Getting the right puppy treats for rewarding your new pup is very important. Puppies require training as soon as they become part of your family to avoid them growing up to be sassy little monsters.
Rewarding your puppy for good behavior is enjoyable and very effective in teaching your pup the difference between acceptable and unacceptable behaviors.
From experience, I have learned that if you use a variety of different puppy treats, you will get a better response! Don't keep to the same treat each time as they will easily lose interest, which can result in the training becoming harder. As a suggestion, use a low-value treat for easy things and keep the high value 'Jackpot' treats for when you are teaching more challenging behaviors.
Keep an eye out for treats that are "holistic", they're held to a higher standard and are usually quite good. Steer clear of any ingredients you're unsure of. Definitely stay away from anything that contains BHT and BHA which are proven carcinogens (cancer-causing agents).
There is also no need for your pups treats to contain wheat, corn, soy, preservatives or any artificial colors. For more detailed information on the ingredients that you should avoid and why, please visit the Healthy Treats page.
Making your pup's treats at home will allow you to manage the ingredients and will probably save you money too. If you're looking for a treat that has a little crunch, I would recommend the vegan PB and apple sauce clusters. For the perfect soft treat, try making liver sponge cake - it's one of my dog's favorites.
You can say goodbye to nasty lingering odors as our homemade puppy treats all smell amazing when being cooked. In fact, they're given that they're made with human-grade ingredients, they're totally fit for human consumption. I've actually caught my own husband eating our dog's homemade treats, he says that they taste pretty darn good. These treats are always the best choice for dog owners seeking a safe and healthy snack for their companion.
You can save money by using foods that you already have at home as treats for your puppy. This is convenient and saves a trip to your store. There are a range of human foods that I give to my dog. She goes crazy for them as they are different from regular puppy and dog treats, and I'm happy because they are healthy. Below are a few of my recommendations:
Cheese 'My Dog's is Addicted' - Fresh mozzarella, cheese sticks and cheddar cheese are always a great hit.
Fresh and Dehydrated Meats - Chicken, Liver, Turkey..you can use any type of meat. As a suggestion, if you're going to use a high fat meat like a sausage, only use a small amount.
Baby Food - Each time you reward your puppy for good behavior, or if he's learning a new trick, let him lick a small amount of baby food from a plastic spoon 'one lick per reward' and once the jar is empty you can reuse this and fill it with peanut butter, cream cheese or something else that you know your puppy loves.
Healthy Fruit and Veggies 'Good if your dog is on a diet' - Make sure you always wash the ingredients and remove any rinds, inedible skins, seeds and pits before feeding to your puppy or dog. Keep in mind that dogs can't generally digest these too well, so they may come out the same way as they went in - always keep the treats to a reasonable size to your dog or puppy!
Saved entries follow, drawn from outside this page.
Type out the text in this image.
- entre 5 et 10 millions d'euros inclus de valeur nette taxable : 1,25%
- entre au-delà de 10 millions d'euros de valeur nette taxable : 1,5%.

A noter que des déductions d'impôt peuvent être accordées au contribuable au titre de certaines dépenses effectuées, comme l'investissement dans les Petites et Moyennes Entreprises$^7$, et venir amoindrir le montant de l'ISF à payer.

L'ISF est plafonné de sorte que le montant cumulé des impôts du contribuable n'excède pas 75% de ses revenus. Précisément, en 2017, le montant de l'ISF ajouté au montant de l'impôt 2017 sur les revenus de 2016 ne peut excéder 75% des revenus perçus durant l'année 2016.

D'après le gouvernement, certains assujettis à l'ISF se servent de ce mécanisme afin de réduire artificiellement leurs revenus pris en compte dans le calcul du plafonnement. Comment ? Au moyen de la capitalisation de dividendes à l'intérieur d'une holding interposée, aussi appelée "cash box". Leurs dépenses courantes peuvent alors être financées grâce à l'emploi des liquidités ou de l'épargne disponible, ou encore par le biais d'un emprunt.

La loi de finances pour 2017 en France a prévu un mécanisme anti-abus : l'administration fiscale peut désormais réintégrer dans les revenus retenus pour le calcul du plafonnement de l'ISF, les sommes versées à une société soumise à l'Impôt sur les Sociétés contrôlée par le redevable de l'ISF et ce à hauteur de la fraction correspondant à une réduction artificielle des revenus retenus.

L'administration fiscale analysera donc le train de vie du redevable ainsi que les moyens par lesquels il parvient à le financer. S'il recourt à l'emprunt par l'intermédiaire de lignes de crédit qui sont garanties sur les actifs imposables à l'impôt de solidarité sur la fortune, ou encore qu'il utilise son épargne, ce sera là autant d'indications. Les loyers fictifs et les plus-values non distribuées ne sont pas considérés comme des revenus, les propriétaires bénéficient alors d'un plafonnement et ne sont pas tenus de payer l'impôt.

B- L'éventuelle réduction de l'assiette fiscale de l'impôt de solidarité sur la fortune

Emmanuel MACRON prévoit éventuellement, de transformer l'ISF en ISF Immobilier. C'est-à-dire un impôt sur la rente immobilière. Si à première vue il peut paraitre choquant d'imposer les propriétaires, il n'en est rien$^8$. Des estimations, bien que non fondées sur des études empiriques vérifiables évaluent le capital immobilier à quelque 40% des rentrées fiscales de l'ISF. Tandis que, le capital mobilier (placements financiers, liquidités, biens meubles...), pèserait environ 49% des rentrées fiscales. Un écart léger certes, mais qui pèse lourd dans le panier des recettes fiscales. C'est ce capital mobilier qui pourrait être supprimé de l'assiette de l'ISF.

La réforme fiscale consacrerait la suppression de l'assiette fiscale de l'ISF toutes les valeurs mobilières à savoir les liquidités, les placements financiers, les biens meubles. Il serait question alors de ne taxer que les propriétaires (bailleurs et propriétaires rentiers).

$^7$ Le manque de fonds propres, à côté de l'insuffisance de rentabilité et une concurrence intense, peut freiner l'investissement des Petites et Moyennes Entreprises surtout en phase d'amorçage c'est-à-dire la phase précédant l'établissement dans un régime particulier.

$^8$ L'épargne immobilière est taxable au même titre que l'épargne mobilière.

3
Many dog owners need or want to use their dog's everyday food as treats. For instance:
Dried food taken from your puppy's daily allowance can be used during training sessions with your puppy. However, this will only be successful if your puppy likes his dry food enough to do tricks for it! This can be encouraged by using it in a more exciting way than you normally would when giving you puppy his dinner, get excited with your puppy, and you will see a difference.
Try putting some of the dry food in a sealed bag with some small pieces of bacon, cheese, or a hot-dog for a few hours before you do the training. This allows the kibble to soak up thecodor from the human foods, which should get your puppy very excited for the treat.
You can make exciting treats from your puppy's dry food (dry or wet food) which is quick and simple to do. There is no need to add any other ingredients that would put your dog at risk. See here for details on how to make treats out of your dog's food.
Unfortunately, many brands of commercial puppy treats contain ingredients that are high in sugar and carbohydrates, which ultimately contribute to many illnesses in dogs.
Avoid purchasing commercial treats that contain corn, wheat, soy, artificial colors, meat by meat products and meat meal. For more detailed information on the ingredients that you should be avoiding, please check out my Healthy Dog Treats page for more details.
One other thing that I want to mention, is that many puppy treats that are marketed as 'moist' or 'soft' often contain a dangerous ingredient, Propylene Glycol.
Propylene Glycol is simply another name for anti-freeze - for obvious reasons, don't buy any treats for your pup that contains this ingredient!
Other variants of Propylene Glycol include: 1,2-dihydroxypropane, 1,2-propanediol, methyl glycol, and trimethyl glycol.